O preço médio já subiu de R$ 65 para R$ 102 mil em três anos

Muita gente está com a sensação de que o preço dos carros disparou, mas seu salário diminuiu ou ficou na mesma. Infelizmente, não é somente sensação, é a realidade.

Preço dos carros vai aumentar com dólar mais alto

Imagem: motorshow

De acordo com o que o presidente da Jato Dynamics, Vitor Klizas, declarou em sua participação no IX Fórum da Indústria Automobilística, realizado em São Paulo, em abril, o preço médio de venda dos sedãs passou de R$ 65 mil em 2015 para R$ 102 mil, em 2018. Foram aumentos graduais, sendo que em 2016 houve a maior alta, de 30,5%, em 2017, o aumento foi de 17,7%, passando o preço médio para R$ 100.

Neste ano, o preço médio de um Honda Civic, Chevrolet Cruze e Toyota Corolla, que são sedãs médios, chegou a cerca de R$ 102 mil. Não apenas os sedãs médios, mas os Hatchs compactos, como o Hyundai HB20 e o Onix, por exemplo, tiveram o preço majorado de R$ 45.615 em 2015 para R$ 56.485 em 2018, com aumentos anuais de 8,1%, em 2016; 3,5%, em 2017 e 7,7%, em 2018.

Os sedãs mais compactos, como o Chevrolet Prisma, o Volkswagen Voyage e do Hyundai HB20S, aumentaram de R$ 48.371 para R$ 58.692, um aumento de mais de R$ 10 mil.

Preço dos carros vai aumentar com dólar mais alto

Imagem: Toyota Corolla

Os SUVs também tiveram a média de preço aumentada, principalmente pelos novos modelos que foram lançados. É o caso de carros como Ford EcoSport, Jeep Renegade, Honda CR-V, Honda HR-V, Hyundai ix3 e Jeep Compass 5, que superaram a média de R$ 80.283, passando para R$ 98.365, em 3 anos, com aumentos de 7,9%, 10,9% e 5,8% respectivamente.

Preço dos carros vai aumentar com dólar mais alto

Imagem: Volkswagen Voyage Comfortline 2018

De acordo com Klizas, a alta extraordinária dos preços foi provocada pela demanda exercida pelo consumidor brasileiro, que se tornou mais exigente com relação aos carros produzidos no Brasil.
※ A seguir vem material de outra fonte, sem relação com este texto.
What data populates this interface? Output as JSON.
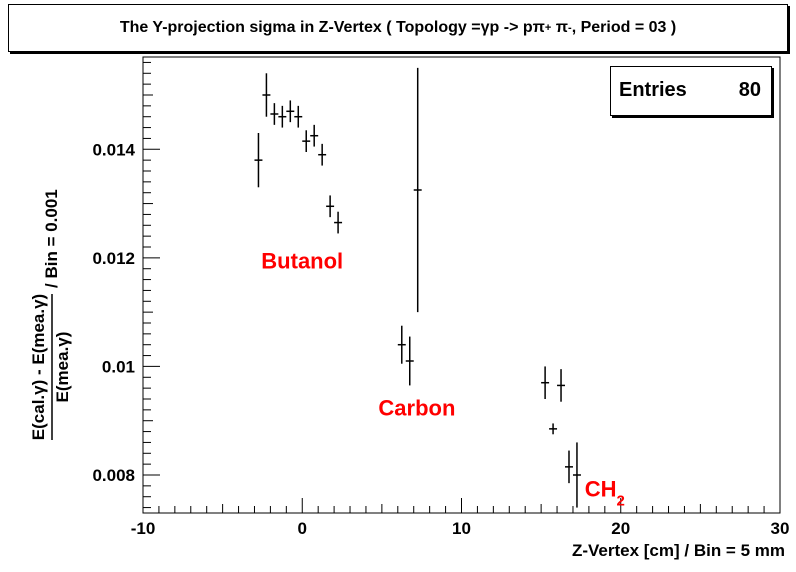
{
  "title": {
    "text_a": "The Y-projection sigma in Z-Vertex ( Topology = ",
    "gamma": "γ",
    "text_b": " p -> p ",
    "pi": "π",
    "plus": "+",
    "minus": "-",
    "text_c": ", Period = 03 )"
  },
  "stats": {
    "label": "Entries",
    "value": "80"
  },
  "chart_data": {
    "type": "scatter",
    "xlabel": "Z-Vertex [cm] / Bin = 5 mm",
    "ylabel": {
      "numerator": "E(cal.γ) - E(mea.γ)",
      "denominator": "E(mea.γ)",
      "suffix": "/ Bin = 0.001"
    },
    "xlim": [
      -10,
      30
    ],
    "ylim": [
      0.0073,
      0.0157
    ],
    "xticks": [
      -10,
      0,
      10,
      20,
      30
    ],
    "yticks": [
      0.008,
      0.01,
      0.012,
      0.014
    ],
    "ytick_labels": [
      "0.008",
      "0.01",
      "0.012",
      "0.014"
    ],
    "grid": false,
    "marker_color": "#000000",
    "annotation_color": "#ff0000",
    "annotations": [
      {
        "text": "Butanol",
        "x": 0.0,
        "y": 0.0118
      },
      {
        "text": "Carbon",
        "x": 7.2,
        "y": 0.0091
      },
      {
        "text": "CH",
        "sub": "2",
        "x": 19.0,
        "y": 0.0076
      }
    ],
    "points": [
      {
        "x": -2.75,
        "y": 0.0138,
        "yerr": 0.0005
      },
      {
        "x": -2.25,
        "y": 0.015,
        "yerr": 0.0004
      },
      {
        "x": -1.75,
        "y": 0.01465,
        "yerr": 0.0002
      },
      {
        "x": -1.25,
        "y": 0.0146,
        "yerr": 0.0002
      },
      {
        "x": -0.75,
        "y": 0.0147,
        "yerr": 0.0002
      },
      {
        "x": -0.25,
        "y": 0.0146,
        "yerr": 0.0002
      },
      {
        "x": 0.25,
        "y": 0.01415,
        "yerr": 0.0002
      },
      {
        "x": 0.75,
        "y": 0.01425,
        "yerr": 0.0002
      },
      {
        "x": 1.25,
        "y": 0.0139,
        "yerr": 0.0002
      },
      {
        "x": 1.75,
        "y": 0.01295,
        "yerr": 0.0002
      },
      {
        "x": 2.25,
        "y": 0.01265,
        "yerr": 0.0002
      },
      {
        "x": 6.25,
        "y": 0.0104,
        "yerr": 0.00035
      },
      {
        "x": 6.75,
        "y": 0.0101,
        "yerr": 0.00045
      },
      {
        "x": 7.25,
        "y": 0.01325,
        "yerr": 0.00225
      },
      {
        "x": 15.25,
        "y": 0.0097,
        "yerr": 0.0003
      },
      {
        "x": 15.75,
        "y": 0.00885,
        "yerr": 0.0001
      },
      {
        "x": 16.25,
        "y": 0.00965,
        "yerr": 0.0003
      },
      {
        "x": 16.75,
        "y": 0.00815,
        "yerr": 0.0003
      },
      {
        "x": 17.25,
        "y": 0.008,
        "yerr": 0.0006
      }
    ]
  }
}
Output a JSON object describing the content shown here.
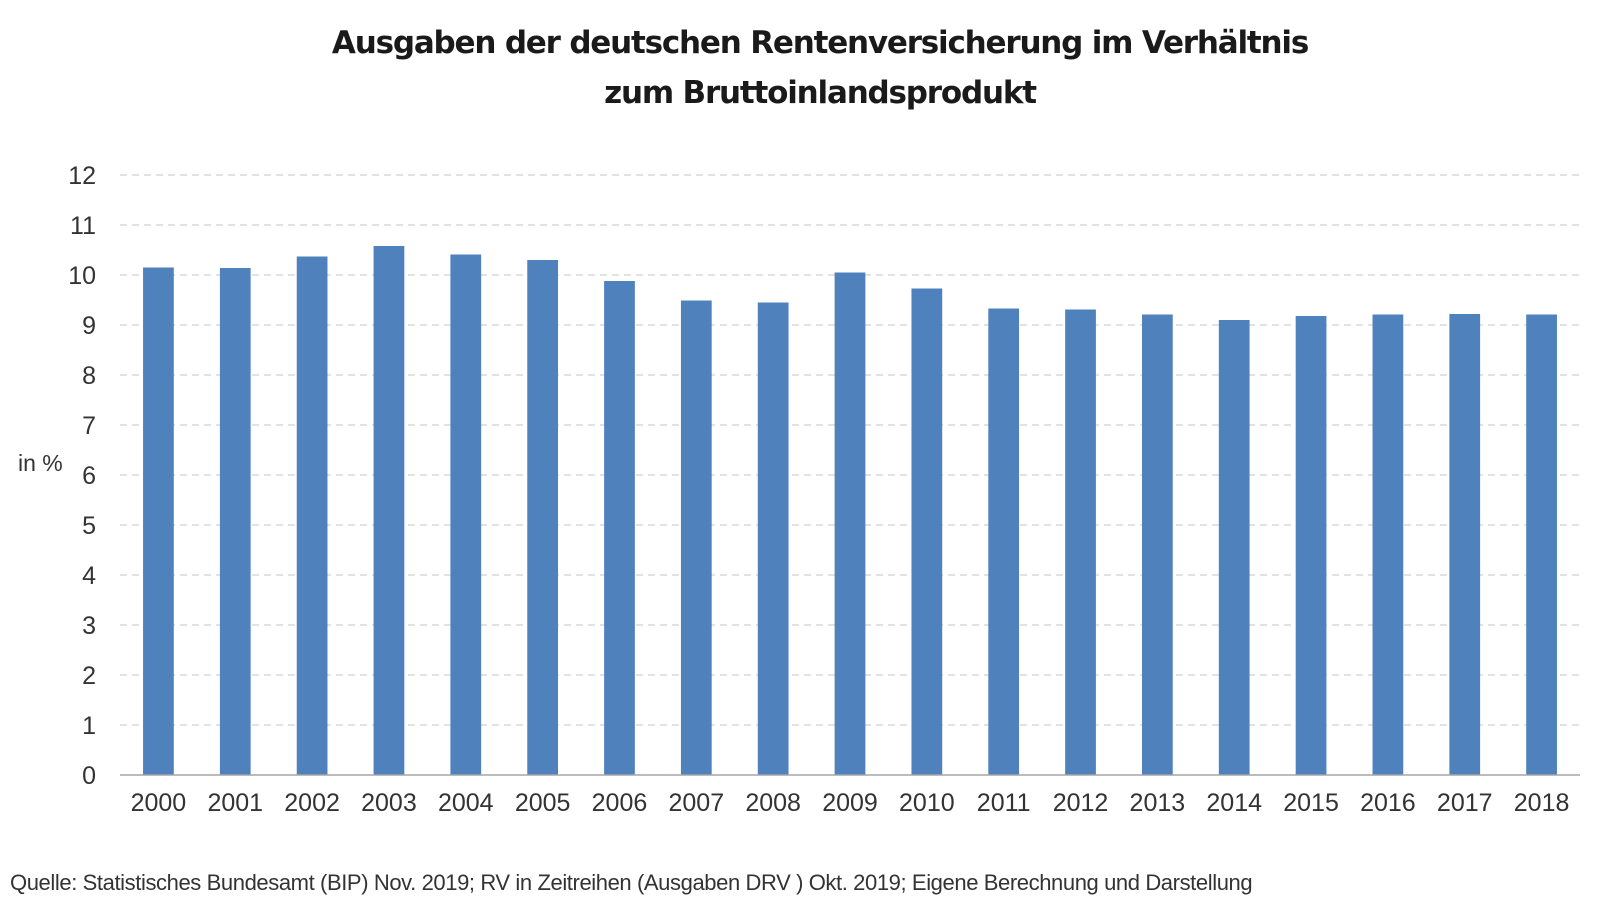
{
  "title": {
    "line1": "Ausgaben der deutschen Rentenversicherung im Verhältnis",
    "line2": "zum Bruttoinlandsprodukt"
  },
  "source": "Quelle: Statistisches Bundesamt (BIP) Nov. 2019; RV in Zeitreihen (Ausgaben DRV ) Okt. 2019; Eigene Berechnung und Darstellung",
  "colors": {
    "bar": "#4f81bd",
    "grid": "#d0d0d0",
    "axis": "#a6a6a6",
    "text": "#333333"
  },
  "chart_data": {
    "type": "bar",
    "title": "Ausgaben der deutschen Rentenversicherung im Verhältnis zum Bruttoinlandsprodukt",
    "xlabel": "",
    "ylabel": "in %",
    "ylim": [
      0,
      12
    ],
    "yticks": [
      0,
      1,
      2,
      3,
      4,
      5,
      6,
      7,
      8,
      9,
      10,
      11,
      12
    ],
    "grid": true,
    "grid_style": "dashed",
    "legend": "none",
    "categories": [
      "2000",
      "2001",
      "2002",
      "2003",
      "2004",
      "2005",
      "2006",
      "2007",
      "2008",
      "2009",
      "2010",
      "2011",
      "2012",
      "2013",
      "2014",
      "2015",
      "2016",
      "2017",
      "2018"
    ],
    "values": [
      10.15,
      10.14,
      10.37,
      10.58,
      10.41,
      10.3,
      9.88,
      9.49,
      9.45,
      10.05,
      9.73,
      9.33,
      9.31,
      9.21,
      9.1,
      9.18,
      9.21,
      9.22,
      9.21
    ]
  }
}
As montadoras passaram a priorizar os veículos em versões que incorporam um maior nível de tecnologia.

Em comparação com os carros de dez anos atrás, os equipamentos dos carros mudaram muito. Por exemplo, o controle de estabilidade ou o auxílio de partida em rampa, auxílio para estacionar, direção assistida, ar condicionado e travas elétricas passaram a ser itens diferenciados até entre os dez carros mais vendidos do mercado e estão presentes nesses modelos mais procurados por consumidores.

Preço dos carros vai aumentar com dólar mais alto

Imagem: Grandes telas multimídia

Outro diferencial que aumentou os preços dos carros foi a busca por maior conectividade. Agora os sistemas Android Auto ou Apple CarPlay estão presentes em cerca dos 10 mais vendidos. O consumidor exigiu e as montadoras atenderam aumentando o tamanho das telas multimídia, que passaram ao tamanho de oito polegadas, na maioria dos modelos. Outros itens, como câmbio automático, piloto automático, GPS e bancos de couro, passaram a ser procurados pela maioria dos consumidores, nos carros atuais.
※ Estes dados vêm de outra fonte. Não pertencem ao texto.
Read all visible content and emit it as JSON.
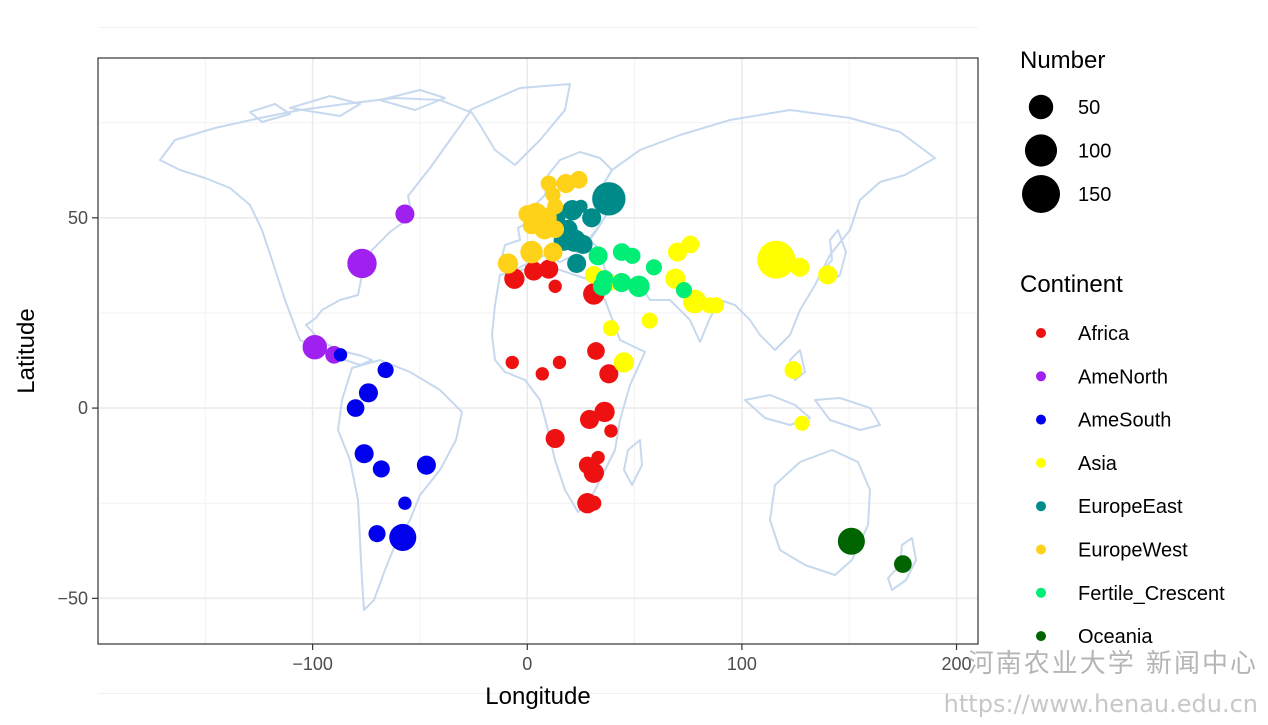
{
  "chart_data": {
    "type": "scatter",
    "xlabel": "Longitude",
    "ylabel": "Latitude",
    "xlim": [
      -200,
      210
    ],
    "ylim": [
      -62,
      92
    ],
    "x_ticks": [
      -100,
      0,
      100,
      200
    ],
    "x_tick_labels": [
      "−100",
      "0",
      "100",
      "200"
    ],
    "y_ticks": [
      -50,
      0,
      50
    ],
    "y_tick_labels": [
      "−50",
      "0",
      "50"
    ],
    "grid": true,
    "basemap": "world-country-outlines",
    "basemap_color": "#c6d9ee",
    "size_legend": {
      "title": "Number",
      "entries": [
        {
          "label": "50",
          "value": 50
        },
        {
          "label": "100",
          "value": 100
        },
        {
          "label": "150",
          "value": 150
        }
      ]
    },
    "color_legend": {
      "title": "Continent",
      "entries": [
        {
          "label": "Africa",
          "color": "#ee1111"
        },
        {
          "label": "AmeNorth",
          "color": "#a020f0"
        },
        {
          "label": "AmeSouth",
          "color": "#0000ee"
        },
        {
          "label": "Asia",
          "color": "#ffff00"
        },
        {
          "label": "EuropeEast",
          "color": "#008b8b"
        },
        {
          "label": "EuropeWest",
          "color": "#ffd21a"
        },
        {
          "label": "Fertile_Crescent",
          "color": "#00ee76"
        },
        {
          "label": "Oceania",
          "color": "#006400"
        }
      ]
    },
    "series": [
      {
        "name": "Africa",
        "points": [
          {
            "x": -6,
            "y": 34,
            "n": 30
          },
          {
            "x": 3,
            "y": 36,
            "n": 25
          },
          {
            "x": 10,
            "y": 36.5,
            "n": 25
          },
          {
            "x": 13,
            "y": 32,
            "n": 8
          },
          {
            "x": 31,
            "y": 30,
            "n": 35
          },
          {
            "x": 32,
            "y": 31,
            "n": 12
          },
          {
            "x": -7,
            "y": 12,
            "n": 8
          },
          {
            "x": 7,
            "y": 9,
            "n": 8
          },
          {
            "x": 15,
            "y": 12,
            "n": 8
          },
          {
            "x": 32,
            "y": 15,
            "n": 20
          },
          {
            "x": 38,
            "y": 9,
            "n": 25
          },
          {
            "x": 36,
            "y": -1,
            "n": 30
          },
          {
            "x": 29,
            "y": -3,
            "n": 25
          },
          {
            "x": 39,
            "y": -6,
            "n": 8
          },
          {
            "x": 13,
            "y": -8,
            "n": 25
          },
          {
            "x": 33,
            "y": -13,
            "n": 8
          },
          {
            "x": 28,
            "y": -15,
            "n": 18
          },
          {
            "x": 31,
            "y": -17,
            "n": 30
          },
          {
            "x": 28,
            "y": -25,
            "n": 30
          },
          {
            "x": 31,
            "y": -25,
            "n": 12
          }
        ]
      },
      {
        "name": "AmeNorth",
        "points": [
          {
            "x": -57,
            "y": 51,
            "n": 25
          },
          {
            "x": -77,
            "y": 38,
            "n": 80
          },
          {
            "x": -99,
            "y": 16,
            "n": 50
          },
          {
            "x": -90,
            "y": 14,
            "n": 20
          }
        ]
      },
      {
        "name": "AmeSouth",
        "points": [
          {
            "x": -87,
            "y": 14,
            "n": 8
          },
          {
            "x": -66,
            "y": 10,
            "n": 15
          },
          {
            "x": -74,
            "y": 4,
            "n": 25
          },
          {
            "x": -80,
            "y": 0,
            "n": 20
          },
          {
            "x": -76,
            "y": -12,
            "n": 25
          },
          {
            "x": -68,
            "y": -16,
            "n": 18
          },
          {
            "x": -47,
            "y": -15,
            "n": 25
          },
          {
            "x": -57,
            "y": -25,
            "n": 8
          },
          {
            "x": -70,
            "y": -33,
            "n": 18
          },
          {
            "x": -58,
            "y": -34,
            "n": 65
          }
        ]
      },
      {
        "name": "Asia",
        "points": [
          {
            "x": 31,
            "y": 35,
            "n": 20
          },
          {
            "x": 40,
            "y": 33,
            "n": 12
          },
          {
            "x": 39,
            "y": 21,
            "n": 15
          },
          {
            "x": 45,
            "y": 12,
            "n": 30
          },
          {
            "x": 57,
            "y": 23,
            "n": 15
          },
          {
            "x": 70,
            "y": 41,
            "n": 25
          },
          {
            "x": 76,
            "y": 43,
            "n": 20
          },
          {
            "x": 69,
            "y": 34,
            "n": 30
          },
          {
            "x": 78,
            "y": 28,
            "n": 45
          },
          {
            "x": 85,
            "y": 27,
            "n": 15
          },
          {
            "x": 88,
            "y": 27,
            "n": 15
          },
          {
            "x": 116,
            "y": 39,
            "n": 150
          },
          {
            "x": 127,
            "y": 37,
            "n": 25
          },
          {
            "x": 140,
            "y": 35,
            "n": 25
          },
          {
            "x": 124,
            "y": 10,
            "n": 20
          },
          {
            "x": 128,
            "y": -4,
            "n": 12
          }
        ]
      },
      {
        "name": "EuropeEast",
        "points": [
          {
            "x": 38,
            "y": 55,
            "n": 110
          },
          {
            "x": 21,
            "y": 52,
            "n": 30
          },
          {
            "x": 30,
            "y": 50,
            "n": 25
          },
          {
            "x": 25,
            "y": 53,
            "n": 8
          },
          {
            "x": 14,
            "y": 50,
            "n": 15
          },
          {
            "x": 19,
            "y": 47,
            "n": 25
          },
          {
            "x": 17,
            "y": 44,
            "n": 30
          },
          {
            "x": 22,
            "y": 44,
            "n": 40
          },
          {
            "x": 26,
            "y": 43,
            "n": 25
          },
          {
            "x": 23,
            "y": 38,
            "n": 25
          }
        ]
      },
      {
        "name": "EuropeWest",
        "points": [
          {
            "x": 10,
            "y": 59,
            "n": 15
          },
          {
            "x": 18,
            "y": 59,
            "n": 25
          },
          {
            "x": 24,
            "y": 60,
            "n": 20
          },
          {
            "x": 12,
            "y": 56,
            "n": 12
          },
          {
            "x": 13,
            "y": 53,
            "n": 15
          },
          {
            "x": 0,
            "y": 51,
            "n": 20
          },
          {
            "x": 4,
            "y": 51,
            "n": 40
          },
          {
            "x": 9,
            "y": 50,
            "n": 30
          },
          {
            "x": 2,
            "y": 48,
            "n": 20
          },
          {
            "x": 8,
            "y": 47,
            "n": 30
          },
          {
            "x": 13,
            "y": 47,
            "n": 20
          },
          {
            "x": 2,
            "y": 41,
            "n": 40
          },
          {
            "x": 12,
            "y": 41,
            "n": 25
          },
          {
            "x": -9,
            "y": 38,
            "n": 30
          }
        ]
      },
      {
        "name": "Fertile_Crescent",
        "points": [
          {
            "x": 33,
            "y": 40,
            "n": 25
          },
          {
            "x": 44,
            "y": 41,
            "n": 20
          },
          {
            "x": 49,
            "y": 40,
            "n": 15
          },
          {
            "x": 59,
            "y": 37,
            "n": 15
          },
          {
            "x": 36,
            "y": 34,
            "n": 18
          },
          {
            "x": 35,
            "y": 32,
            "n": 25
          },
          {
            "x": 44,
            "y": 33,
            "n": 25
          },
          {
            "x": 52,
            "y": 32,
            "n": 35
          },
          {
            "x": 73,
            "y": 31,
            "n": 15
          }
        ]
      },
      {
        "name": "Oceania",
        "points": [
          {
            "x": 151,
            "y": -35,
            "n": 65
          },
          {
            "x": 175,
            "y": -41,
            "n": 20
          }
        ]
      }
    ]
  },
  "watermark": {
    "line1": "河南农业大学 新闻中心",
    "line2": "https://www.henau.edu.cn"
  }
}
E difícil avaliar o quanto dos aumentos de preço nos modelos sedãs foram em razão da busca por lucro no faturamento, por parte da indústria automobilística ou se o preço reflete realmente a disposição dos consumidores para pagar mais. Na crise que atravessa o mercado automobilístico brasileiro, com a redução da demanda, era esperado que as montadoras diminuíssem os preços, para vender mais. Mas o que aconteceu foi o contrário, as indústrias parecem ter optado por vender menos, por preços mais altos.